Dans un futur où l'humanité a conquis les étoiles, l'empire de Valdania est sous la coupe de la famille Tytania. Elle missionne une flotte pour attaquer la planète-état d'Euriya afin d'étendre sa domination politique et économique. Euriya résiste à la surprise générale et finit par l'emporter, notamment grâce à la victoire du pilote Fan Hyulick.

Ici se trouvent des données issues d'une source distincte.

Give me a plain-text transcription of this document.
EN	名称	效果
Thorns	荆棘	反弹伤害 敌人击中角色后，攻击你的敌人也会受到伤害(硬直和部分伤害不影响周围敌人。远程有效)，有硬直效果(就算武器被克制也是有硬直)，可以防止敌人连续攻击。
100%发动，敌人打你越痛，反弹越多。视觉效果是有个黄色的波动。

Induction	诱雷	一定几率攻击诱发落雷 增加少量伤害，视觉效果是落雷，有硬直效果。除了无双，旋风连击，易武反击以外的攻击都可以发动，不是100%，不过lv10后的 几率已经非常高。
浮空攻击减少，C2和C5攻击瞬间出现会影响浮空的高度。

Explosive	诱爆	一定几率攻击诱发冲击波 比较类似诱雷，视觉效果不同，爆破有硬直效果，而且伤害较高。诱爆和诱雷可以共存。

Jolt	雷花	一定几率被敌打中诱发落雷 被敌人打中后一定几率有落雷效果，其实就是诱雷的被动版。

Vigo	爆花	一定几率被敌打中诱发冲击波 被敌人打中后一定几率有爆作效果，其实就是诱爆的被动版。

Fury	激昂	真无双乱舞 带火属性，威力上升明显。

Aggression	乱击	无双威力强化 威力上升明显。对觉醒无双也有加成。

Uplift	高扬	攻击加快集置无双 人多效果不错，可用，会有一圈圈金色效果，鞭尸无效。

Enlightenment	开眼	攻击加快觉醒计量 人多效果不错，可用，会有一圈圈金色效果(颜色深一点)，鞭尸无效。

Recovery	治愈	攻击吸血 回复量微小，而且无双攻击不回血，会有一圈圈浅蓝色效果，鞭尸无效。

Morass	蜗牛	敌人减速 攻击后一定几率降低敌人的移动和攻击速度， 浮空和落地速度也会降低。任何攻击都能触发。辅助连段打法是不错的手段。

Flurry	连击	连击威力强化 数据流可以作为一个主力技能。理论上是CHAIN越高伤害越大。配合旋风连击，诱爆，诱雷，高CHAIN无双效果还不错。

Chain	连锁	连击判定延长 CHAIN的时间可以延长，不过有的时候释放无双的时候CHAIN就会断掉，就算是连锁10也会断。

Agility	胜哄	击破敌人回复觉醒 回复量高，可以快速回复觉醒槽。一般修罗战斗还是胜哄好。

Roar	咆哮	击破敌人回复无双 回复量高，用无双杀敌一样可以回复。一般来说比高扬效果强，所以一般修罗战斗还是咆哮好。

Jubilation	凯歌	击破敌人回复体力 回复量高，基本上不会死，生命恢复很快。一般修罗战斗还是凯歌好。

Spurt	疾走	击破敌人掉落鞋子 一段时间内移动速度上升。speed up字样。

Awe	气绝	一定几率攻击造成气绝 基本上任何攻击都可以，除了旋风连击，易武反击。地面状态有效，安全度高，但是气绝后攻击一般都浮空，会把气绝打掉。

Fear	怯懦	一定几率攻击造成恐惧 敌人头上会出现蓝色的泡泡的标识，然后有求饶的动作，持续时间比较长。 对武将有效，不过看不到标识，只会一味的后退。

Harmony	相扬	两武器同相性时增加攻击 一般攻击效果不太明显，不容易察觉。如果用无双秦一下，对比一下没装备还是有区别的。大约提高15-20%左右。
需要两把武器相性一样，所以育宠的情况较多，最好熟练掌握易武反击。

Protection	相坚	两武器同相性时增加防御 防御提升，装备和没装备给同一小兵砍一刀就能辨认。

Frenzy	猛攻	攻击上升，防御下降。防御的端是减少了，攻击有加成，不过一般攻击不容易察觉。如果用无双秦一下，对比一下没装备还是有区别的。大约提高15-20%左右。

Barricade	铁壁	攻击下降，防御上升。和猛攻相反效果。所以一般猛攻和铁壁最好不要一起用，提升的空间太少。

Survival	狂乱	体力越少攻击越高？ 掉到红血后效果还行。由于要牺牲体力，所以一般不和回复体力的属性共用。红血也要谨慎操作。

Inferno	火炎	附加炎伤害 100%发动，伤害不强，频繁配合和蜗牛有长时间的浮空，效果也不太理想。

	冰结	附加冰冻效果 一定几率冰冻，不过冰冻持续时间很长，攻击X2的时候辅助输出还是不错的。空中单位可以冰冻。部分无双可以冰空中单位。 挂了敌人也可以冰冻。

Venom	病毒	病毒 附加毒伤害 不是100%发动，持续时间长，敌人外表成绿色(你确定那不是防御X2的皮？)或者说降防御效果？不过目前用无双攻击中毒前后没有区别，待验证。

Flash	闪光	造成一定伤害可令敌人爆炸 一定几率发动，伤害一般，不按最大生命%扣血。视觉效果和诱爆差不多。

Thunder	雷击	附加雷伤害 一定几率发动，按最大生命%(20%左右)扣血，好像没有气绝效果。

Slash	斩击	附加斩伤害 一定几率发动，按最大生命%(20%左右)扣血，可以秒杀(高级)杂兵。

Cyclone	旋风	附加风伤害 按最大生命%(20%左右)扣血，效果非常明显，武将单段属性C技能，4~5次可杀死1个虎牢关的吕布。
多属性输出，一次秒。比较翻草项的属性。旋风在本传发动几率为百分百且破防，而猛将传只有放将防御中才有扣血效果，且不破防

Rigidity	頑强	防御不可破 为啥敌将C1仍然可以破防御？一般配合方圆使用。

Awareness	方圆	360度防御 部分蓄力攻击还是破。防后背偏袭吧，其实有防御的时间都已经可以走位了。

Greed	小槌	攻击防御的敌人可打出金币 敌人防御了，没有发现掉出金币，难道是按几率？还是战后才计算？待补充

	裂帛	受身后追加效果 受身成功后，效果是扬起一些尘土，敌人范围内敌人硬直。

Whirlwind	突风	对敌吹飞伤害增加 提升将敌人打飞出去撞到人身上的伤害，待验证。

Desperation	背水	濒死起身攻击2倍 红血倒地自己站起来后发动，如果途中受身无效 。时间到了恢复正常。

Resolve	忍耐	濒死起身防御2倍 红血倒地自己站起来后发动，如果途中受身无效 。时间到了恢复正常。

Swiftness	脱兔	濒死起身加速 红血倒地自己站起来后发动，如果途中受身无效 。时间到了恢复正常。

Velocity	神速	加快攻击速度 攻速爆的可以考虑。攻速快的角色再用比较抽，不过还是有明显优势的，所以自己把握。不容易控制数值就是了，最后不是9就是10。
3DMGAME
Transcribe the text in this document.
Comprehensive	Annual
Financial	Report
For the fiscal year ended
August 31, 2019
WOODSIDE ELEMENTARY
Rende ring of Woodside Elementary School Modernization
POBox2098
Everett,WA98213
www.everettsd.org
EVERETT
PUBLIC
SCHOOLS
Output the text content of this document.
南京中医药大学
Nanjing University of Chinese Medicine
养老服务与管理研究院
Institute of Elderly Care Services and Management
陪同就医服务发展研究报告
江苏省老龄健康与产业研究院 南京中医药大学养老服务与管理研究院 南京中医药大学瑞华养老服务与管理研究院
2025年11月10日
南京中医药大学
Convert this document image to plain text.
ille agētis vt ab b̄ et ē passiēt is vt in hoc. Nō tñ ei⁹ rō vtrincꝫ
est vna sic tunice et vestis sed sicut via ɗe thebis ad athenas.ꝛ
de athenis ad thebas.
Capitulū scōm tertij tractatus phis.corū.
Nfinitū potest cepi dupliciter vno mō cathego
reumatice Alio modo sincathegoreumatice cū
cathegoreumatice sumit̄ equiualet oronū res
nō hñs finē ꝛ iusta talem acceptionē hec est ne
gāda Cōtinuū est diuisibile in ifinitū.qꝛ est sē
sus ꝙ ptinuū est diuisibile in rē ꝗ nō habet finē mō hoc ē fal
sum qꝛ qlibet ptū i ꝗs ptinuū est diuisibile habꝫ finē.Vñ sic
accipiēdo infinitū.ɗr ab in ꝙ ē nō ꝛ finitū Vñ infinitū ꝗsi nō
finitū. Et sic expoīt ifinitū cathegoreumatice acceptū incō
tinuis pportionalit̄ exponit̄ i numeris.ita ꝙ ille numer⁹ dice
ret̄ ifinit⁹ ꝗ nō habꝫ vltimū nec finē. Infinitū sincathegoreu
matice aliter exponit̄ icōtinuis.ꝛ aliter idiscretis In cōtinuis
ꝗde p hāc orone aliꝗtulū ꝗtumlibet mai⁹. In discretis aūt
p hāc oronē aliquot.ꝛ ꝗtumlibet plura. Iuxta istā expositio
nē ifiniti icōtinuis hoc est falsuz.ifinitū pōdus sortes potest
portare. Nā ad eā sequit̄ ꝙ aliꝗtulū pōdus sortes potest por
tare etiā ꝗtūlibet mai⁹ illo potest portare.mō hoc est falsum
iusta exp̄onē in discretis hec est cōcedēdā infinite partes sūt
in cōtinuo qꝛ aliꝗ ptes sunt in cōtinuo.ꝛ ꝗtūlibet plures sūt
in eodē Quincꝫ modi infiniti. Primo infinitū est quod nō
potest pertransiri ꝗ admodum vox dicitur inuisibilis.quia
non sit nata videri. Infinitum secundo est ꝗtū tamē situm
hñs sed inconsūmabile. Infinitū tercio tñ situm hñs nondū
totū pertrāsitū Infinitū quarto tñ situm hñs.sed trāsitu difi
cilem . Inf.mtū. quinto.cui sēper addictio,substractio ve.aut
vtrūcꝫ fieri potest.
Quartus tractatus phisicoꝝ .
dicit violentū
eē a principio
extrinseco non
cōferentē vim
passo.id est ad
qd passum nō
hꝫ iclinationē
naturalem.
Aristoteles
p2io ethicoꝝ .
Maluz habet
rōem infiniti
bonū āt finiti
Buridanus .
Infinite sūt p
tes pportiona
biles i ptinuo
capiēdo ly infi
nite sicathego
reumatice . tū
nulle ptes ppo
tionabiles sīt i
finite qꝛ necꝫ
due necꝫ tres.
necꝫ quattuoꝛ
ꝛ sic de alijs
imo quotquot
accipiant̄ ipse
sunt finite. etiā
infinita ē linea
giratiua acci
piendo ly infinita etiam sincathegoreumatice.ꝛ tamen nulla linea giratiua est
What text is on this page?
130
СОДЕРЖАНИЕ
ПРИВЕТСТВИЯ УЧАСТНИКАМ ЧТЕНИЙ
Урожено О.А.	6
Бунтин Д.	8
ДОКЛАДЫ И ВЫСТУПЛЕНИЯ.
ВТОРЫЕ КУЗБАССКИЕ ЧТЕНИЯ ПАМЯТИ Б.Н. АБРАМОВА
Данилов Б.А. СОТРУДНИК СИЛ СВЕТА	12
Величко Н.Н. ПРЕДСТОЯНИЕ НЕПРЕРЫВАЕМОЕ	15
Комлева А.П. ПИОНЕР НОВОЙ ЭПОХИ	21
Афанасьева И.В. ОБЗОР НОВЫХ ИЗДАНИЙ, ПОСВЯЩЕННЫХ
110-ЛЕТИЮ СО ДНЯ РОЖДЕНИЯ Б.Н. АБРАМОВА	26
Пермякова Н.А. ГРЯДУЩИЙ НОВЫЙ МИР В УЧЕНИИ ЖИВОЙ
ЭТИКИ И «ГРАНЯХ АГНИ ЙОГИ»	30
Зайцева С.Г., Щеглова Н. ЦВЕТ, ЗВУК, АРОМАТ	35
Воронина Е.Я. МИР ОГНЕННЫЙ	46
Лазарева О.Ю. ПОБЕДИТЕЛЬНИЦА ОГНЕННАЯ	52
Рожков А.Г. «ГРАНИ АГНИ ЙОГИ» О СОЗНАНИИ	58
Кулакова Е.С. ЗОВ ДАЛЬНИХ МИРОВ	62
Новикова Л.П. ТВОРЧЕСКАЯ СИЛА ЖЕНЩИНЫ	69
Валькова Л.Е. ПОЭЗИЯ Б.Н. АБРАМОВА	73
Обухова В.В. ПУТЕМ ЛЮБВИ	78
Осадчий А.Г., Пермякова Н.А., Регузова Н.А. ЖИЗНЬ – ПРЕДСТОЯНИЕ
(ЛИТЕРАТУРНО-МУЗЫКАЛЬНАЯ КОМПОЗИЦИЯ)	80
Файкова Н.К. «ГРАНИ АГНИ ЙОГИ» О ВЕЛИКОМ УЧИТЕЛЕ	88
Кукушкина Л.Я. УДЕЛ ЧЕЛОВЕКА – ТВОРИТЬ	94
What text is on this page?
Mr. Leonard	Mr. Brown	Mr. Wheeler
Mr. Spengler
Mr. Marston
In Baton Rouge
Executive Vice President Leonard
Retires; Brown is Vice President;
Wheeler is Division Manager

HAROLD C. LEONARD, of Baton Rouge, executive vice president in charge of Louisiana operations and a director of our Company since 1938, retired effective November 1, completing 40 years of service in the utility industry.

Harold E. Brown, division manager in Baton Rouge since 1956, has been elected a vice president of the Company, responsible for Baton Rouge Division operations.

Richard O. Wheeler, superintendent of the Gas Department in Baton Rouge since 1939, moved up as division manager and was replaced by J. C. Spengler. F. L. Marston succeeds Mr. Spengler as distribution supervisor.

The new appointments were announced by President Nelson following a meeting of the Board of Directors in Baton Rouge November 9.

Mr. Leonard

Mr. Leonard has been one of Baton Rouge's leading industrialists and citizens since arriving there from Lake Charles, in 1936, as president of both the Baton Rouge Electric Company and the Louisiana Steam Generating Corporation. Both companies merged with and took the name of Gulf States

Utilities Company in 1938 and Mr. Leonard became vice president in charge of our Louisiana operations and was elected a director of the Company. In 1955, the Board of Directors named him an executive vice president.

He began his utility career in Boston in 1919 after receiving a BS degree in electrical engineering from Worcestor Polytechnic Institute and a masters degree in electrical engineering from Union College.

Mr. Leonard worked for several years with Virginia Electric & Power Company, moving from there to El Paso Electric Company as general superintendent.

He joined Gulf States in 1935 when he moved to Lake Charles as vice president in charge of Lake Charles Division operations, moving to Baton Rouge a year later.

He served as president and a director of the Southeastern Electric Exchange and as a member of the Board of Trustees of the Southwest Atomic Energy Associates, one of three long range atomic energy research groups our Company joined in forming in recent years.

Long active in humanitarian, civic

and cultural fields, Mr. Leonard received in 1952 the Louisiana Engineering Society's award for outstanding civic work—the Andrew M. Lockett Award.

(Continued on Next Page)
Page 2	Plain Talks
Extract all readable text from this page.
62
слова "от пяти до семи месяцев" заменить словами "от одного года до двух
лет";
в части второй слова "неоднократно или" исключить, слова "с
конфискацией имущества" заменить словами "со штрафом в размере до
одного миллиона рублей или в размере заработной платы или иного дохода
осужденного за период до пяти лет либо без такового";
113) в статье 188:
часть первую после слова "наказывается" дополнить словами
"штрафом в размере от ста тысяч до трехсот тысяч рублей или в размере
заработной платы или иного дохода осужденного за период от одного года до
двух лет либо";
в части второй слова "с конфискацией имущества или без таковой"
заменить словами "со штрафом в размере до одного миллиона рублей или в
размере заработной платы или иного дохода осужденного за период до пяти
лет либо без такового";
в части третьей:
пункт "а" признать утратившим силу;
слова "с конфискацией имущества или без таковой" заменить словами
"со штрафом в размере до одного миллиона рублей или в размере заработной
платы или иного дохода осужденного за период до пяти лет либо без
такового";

Une guerre civile commence alors, où les membres de la famille et la rébellion vont s'entredéchirer.
 





The Heroic Legend of Arslân (Arslan Senki) :

Le royaume de Parse est attaqué par Lusitania. Le roi, Andragoras III, se porte aux devants de l'envahisseur à la tête de ses troupes, accompagné de son fils Arslan. Mais la bataille tourne au drame en raison d'une trahison. Andragoras est fait prisonnier. Arslan, contraint à battre en retraite, va tenter d'organiser la lutte contre l'envahisseur avec Daryun, son fidèle garde du corps, et Narsus, son conseiller politique.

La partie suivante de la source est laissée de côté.